Tom Nightingale met a fellow U.S. Marine at the Vietnam Veterans Memorial wall in Washington on Tuesday.
The two were in the same platoon in the war, and they got rubbings at the wall of the names of six soldiers in their platoon who died in combat.
Then they had a beer together.
Nightingale, 74, was a Marine sergeant from 1966-69. He is one of 220 veterans who made the jaunt to Washington this year with VetsRoll. Twenty World War II veterans and 45 Korean War veterans, who are 85 and older, were among those on the free trip.
A convoy of buses left Beloit on Sunday. The group returned Wednesday night to a hardy crowd of friends, family and other supporters waiting for them outside the Eclipse Center in a steady rain.
Nightingale, a Beloit native, said he witnessed the changing of the guard at Arlington National Cemetery.
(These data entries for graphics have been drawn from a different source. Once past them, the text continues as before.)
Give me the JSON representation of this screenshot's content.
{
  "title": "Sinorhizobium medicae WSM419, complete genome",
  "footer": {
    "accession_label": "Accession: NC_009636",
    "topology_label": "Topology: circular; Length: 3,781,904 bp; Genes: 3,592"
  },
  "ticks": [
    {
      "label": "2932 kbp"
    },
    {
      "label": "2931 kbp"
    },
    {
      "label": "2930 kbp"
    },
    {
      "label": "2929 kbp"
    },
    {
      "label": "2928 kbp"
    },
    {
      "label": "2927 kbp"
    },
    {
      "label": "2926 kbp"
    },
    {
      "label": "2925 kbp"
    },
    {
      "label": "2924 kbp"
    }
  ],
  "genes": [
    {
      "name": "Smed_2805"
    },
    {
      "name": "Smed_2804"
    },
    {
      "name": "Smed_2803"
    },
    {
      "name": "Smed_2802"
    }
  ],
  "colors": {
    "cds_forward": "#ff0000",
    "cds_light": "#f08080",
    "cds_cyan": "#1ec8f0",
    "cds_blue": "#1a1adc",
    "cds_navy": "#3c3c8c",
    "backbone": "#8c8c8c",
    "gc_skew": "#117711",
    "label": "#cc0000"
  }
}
He also viewed the U.S. Marine Corps War Memorial, the Lincoln Memorial and the Korean War Veterans Memorial.
“It’s probably one of the greatest opportunities that a veteran can have,” Nightingale said Wednesday night on the bus ride home.
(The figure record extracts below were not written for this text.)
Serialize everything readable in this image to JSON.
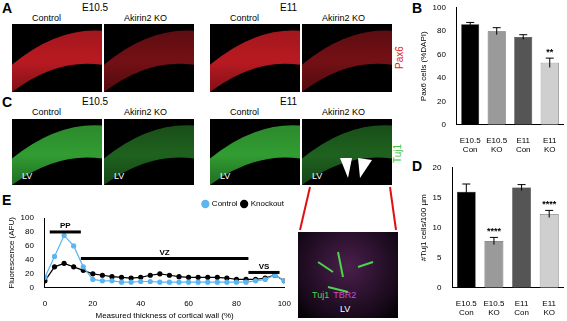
{
  "images": {
    "A": {
      "panel": "A",
      "stain": "Pax6",
      "color": "#e8202a",
      "groups": [
        {
          "stage": "E10.5",
          "conditions": [
            "Control",
            "Akirin2 KO"
          ]
        },
        {
          "stage": "E11",
          "conditions": [
            "Control",
            "Akirin2 KO"
          ]
        }
      ]
    },
    "C": {
      "panel": "C",
      "stain": "Tuj1",
      "color": "#3ec43e",
      "region": "LV",
      "groups": [
        {
          "stage": "E10.5",
          "conditions": [
            "Control",
            "Akirin2 KO"
          ]
        },
        {
          "stage": "E11",
          "conditions": [
            "Control",
            "Akirin2 KO"
          ]
        }
      ],
      "inset": {
        "markers": [
          {
            "name": "Tuj1",
            "color": "#4cd44c"
          },
          {
            "name": "TBR2",
            "color": "#c84fd0"
          }
        ],
        "region": "LV"
      }
    }
  },
  "chart_data": [
    {
      "panel": "B",
      "type": "bar",
      "categories": [
        "E10.5 Con",
        "E10.5 KO",
        "E11 Con",
        "E11 KO"
      ],
      "values": [
        86,
        80,
        75,
        53
      ],
      "errors": [
        1.5,
        3,
        2,
        4
      ],
      "colors": [
        "#000000",
        "#9a9a9a",
        "#555555",
        "#cfcfcf"
      ],
      "y_label": "Pax6 cells (%DAPI)",
      "ylim": [
        0,
        100
      ],
      "yticks": [
        0,
        20,
        40,
        60,
        80,
        100
      ],
      "grid": false,
      "annotations": [
        {
          "category": "E11 KO",
          "text": "**"
        }
      ]
    },
    {
      "panel": "D",
      "type": "bar",
      "categories": [
        "E10.5 Con",
        "E10.5 KO",
        "E11 Con",
        "E11 KO"
      ],
      "values": [
        16,
        7.8,
        16.7,
        12.3
      ],
      "errors": [
        1.3,
        0.6,
        0.5,
        0.6
      ],
      "colors": [
        "#000000",
        "#9a9a9a",
        "#555555",
        "#cfcfcf"
      ],
      "y_label": "#Tuj1 cells/100 µm",
      "ylim": [
        0,
        20
      ],
      "yticks": [
        0,
        5,
        10,
        15,
        20
      ],
      "grid": false,
      "annotations": [
        {
          "category": "E10.5 KO",
          "text": "****"
        },
        {
          "category": "E11 KO",
          "text": "****"
        }
      ]
    },
    {
      "panel": "E",
      "type": "line",
      "x": [
        0,
        4,
        8,
        12,
        16,
        20,
        24,
        28,
        32,
        36,
        40,
        44,
        48,
        52,
        56,
        60,
        64,
        68,
        72,
        76,
        80,
        84,
        88,
        92,
        96,
        100
      ],
      "series": [
        {
          "name": "Control",
          "color": "#5bb5f0",
          "marker": "circle",
          "values": [
            15,
            45,
            75,
            60,
            30,
            12,
            10,
            10,
            8,
            8,
            9,
            9,
            8,
            8,
            8,
            8,
            8,
            8,
            8,
            8,
            8,
            8,
            10,
            12,
            18,
            10
          ]
        },
        {
          "name": "Knockout",
          "color": "#000000",
          "marker": "circle",
          "values": [
            10,
            30,
            35,
            30,
            25,
            20,
            18,
            16,
            15,
            14,
            15,
            18,
            20,
            18,
            16,
            15,
            15,
            15,
            15,
            14,
            12,
            12,
            12,
            14,
            18,
            10
          ]
        }
      ],
      "x_label": "Measured thickness of cortical wall (%)",
      "y_label": "Fluorescence (AFU)",
      "xlim": [
        0,
        100
      ],
      "xticks": [
        0,
        20,
        40,
        60,
        80,
        100
      ],
      "ylim": [
        0,
        100
      ],
      "yticks": [
        0,
        20,
        40,
        60,
        80,
        100
      ],
      "legend": "upper right",
      "grid": false,
      "spans": [
        {
          "label": "PP",
          "x": [
            2,
            15
          ],
          "y": 80
        },
        {
          "label": "VZ",
          "x": [
            15,
            85
          ],
          "y": 42
        },
        {
          "label": "VS",
          "x": [
            85,
            98
          ],
          "y": 22
        }
      ]
    }
  ]
}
Peggy Hirschberg, 85, from Milton, said she was flabbergasted Wednesday night.
“It’s thrilling,” she said. “I’m very emotional.”
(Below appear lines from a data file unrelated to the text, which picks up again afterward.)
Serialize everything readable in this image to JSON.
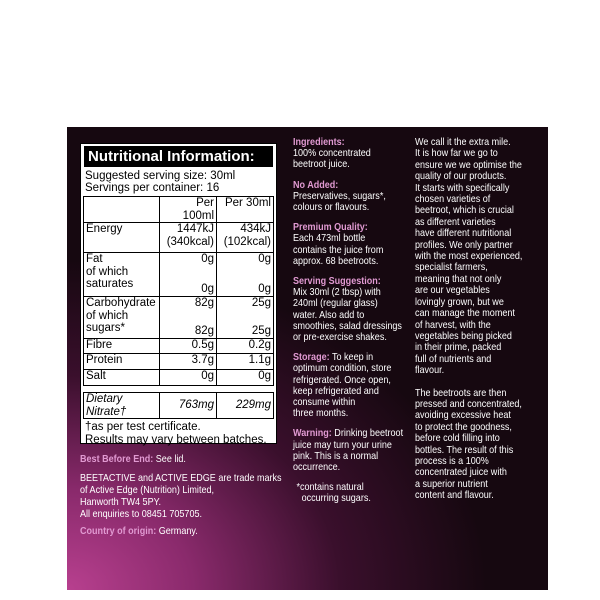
{
  "nutrition": {
    "title": "Nutritional Information:",
    "serving_size": "Suggested serving size: 30ml",
    "servings": "Servings per container: 16",
    "columns": [
      "Per 100ml",
      "Per 30ml"
    ],
    "rows": [
      {
        "label": [
          "Energy"
        ],
        "per_100ml": [
          "1447kJ",
          "(340kcal)"
        ],
        "per_30ml": [
          "434kJ",
          "(102kcal)"
        ]
      },
      {
        "label": [
          "Fat",
          "of which",
          "saturates"
        ],
        "per_100ml": [
          "0g",
          "0g"
        ],
        "per_30ml": [
          "0g",
          "0g"
        ]
      },
      {
        "label": [
          "Carbohydrate",
          "of which",
          "sugars*"
        ],
        "per_100ml": [
          "82g",
          "82g"
        ],
        "per_30ml": [
          "25g",
          "25g"
        ]
      },
      {
        "label": [
          "Fibre"
        ],
        "per_100ml": [
          "0.5g"
        ],
        "per_30ml": [
          "0.2g"
        ]
      },
      {
        "label": [
          "Protein"
        ],
        "per_100ml": [
          "3.7g"
        ],
        "per_30ml": [
          "1.1g"
        ]
      },
      {
        "label": [
          "Salt"
        ],
        "per_100ml": [
          "0g"
        ],
        "per_30ml": [
          "0g"
        ]
      }
    ],
    "nitrate": {
      "label": "Dietary Nitrate†",
      "per_100ml": "763mg",
      "per_30ml": "229mg"
    },
    "footnote": [
      "†as per test certificate.",
      "Results may vary between batches."
    ]
  },
  "left_info": {
    "best_before": {
      "heading": "Best Before End:",
      "text": "See lid."
    },
    "trademark": [
      "BEETACTIVE and ACTIVE EDGE are trade marks",
      "of Active Edge (Nutrition) Limited,",
      "Hanworth TW4 5PY.",
      "All enquiries to 08451 705705."
    ],
    "origin": {
      "heading": "Country of origin:",
      "text": "Germany."
    }
  },
  "middle_column": [
    {
      "heading": "Ingredients:",
      "lines": [
        "100% concentrated",
        "beetroot juice."
      ]
    },
    {
      "heading": "No Added:",
      "lines": [
        "Preservatives, sugars*,",
        "colours or flavours."
      ]
    },
    {
      "heading": "Premium Quality:",
      "lines": [
        "Each 473ml bottle",
        "contains the juice from",
        "approx. 68 beetroots."
      ]
    },
    {
      "heading": "Serving Suggestion:",
      "lines": [
        "Mix 30ml (2 tbsp) with",
        "240ml (regular glass)",
        "water. Also add to",
        "smoothies, salad dressings",
        "or pre-exercise shakes."
      ]
    },
    {
      "heading": "Storage:",
      "lines": [
        "To keep in",
        "optimum condition, store",
        "refrigerated. Once open,",
        "keep refrigerated and",
        "consume within",
        "three months."
      ]
    },
    {
      "heading": "Warning:",
      "lines": [
        "Drinking beetroot",
        "juice may turn your urine",
        "pink. This is a normal",
        "occurrence."
      ]
    }
  ],
  "note": [
    "*contains natural",
    "occurring sugars."
  ],
  "right_column": [
    [
      "We call it the extra mile.",
      "It is how far we go to",
      "ensure we we optimise the",
      "quality of our products.",
      "It starts with specifically",
      "chosen varieties of",
      "beetroot, which is crucial",
      "as different varieties",
      "have different nutritional",
      "profiles. We only partner",
      "with the most experienced,",
      "specialist farmers,",
      "meaning that not only",
      "are our vegetables",
      "lovingly grown, but we",
      "can manage the moment",
      "of harvest, with the",
      "vegetables being picked",
      "in their prime, packed",
      "full of nutrients and",
      "flavour."
    ],
    [
      "The beetroots are then",
      "pressed and concentrated,",
      "avoiding excessive heat",
      "to protect the goodness,",
      "before cold filling into",
      "bottles. The result of this",
      "process is a 100%",
      "concentrated juice with",
      "a superior nutrient",
      "content and flavour."
    ]
  ]
}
In the summer of 1952, Hirschberg assembled TNT bombs in Nebraska. She made $1.29 an hour for her work—a good-paying job at the time, she said.
Hirschberg’s second husband, Erwin Hirschberg, was a World War II veteran. He died of cancer in 2000 and wasn’t able to see the “fabulous” and “beautiful” monuments, Peggy said.
“He’s riding on my shoulder, I feel like,” she said.
Doris Arneson was one of so many women, later symbolized by “Rosie the Riveter,” who helped during World War II by producing war supplies back home.
Arneson, 83, lives in Milton. She collected milkweed pods in the town of Lima in the late 1940s and flattened tin cans for the war effort.
This year’s VetsRoll was the first trek to America’s capital for Arneson and her husband, Phil Arneson, a Korean War veteran.
On the bus, Doris said the couple likely wouldn’t have been able to make the trip on their own. She said they particularly enjoyed the National Museum of the U.S. Air Force.
“So many times you just see pictures of them,” Doris said of the airplanes. “These were the real McCoys.”
Nightingale said veterans on the trip have built lasting friendships. He said they were assisted by volunteers at every turn and that he was thanked countless times along the journey, from the memorials to their restaurant stops.
“I just think there’s a lot of healing involved in it, too, for the vets,” Nightingale said. “I know I feel different.”
He added, “This is the way our country should be run right now. Respect for each other.”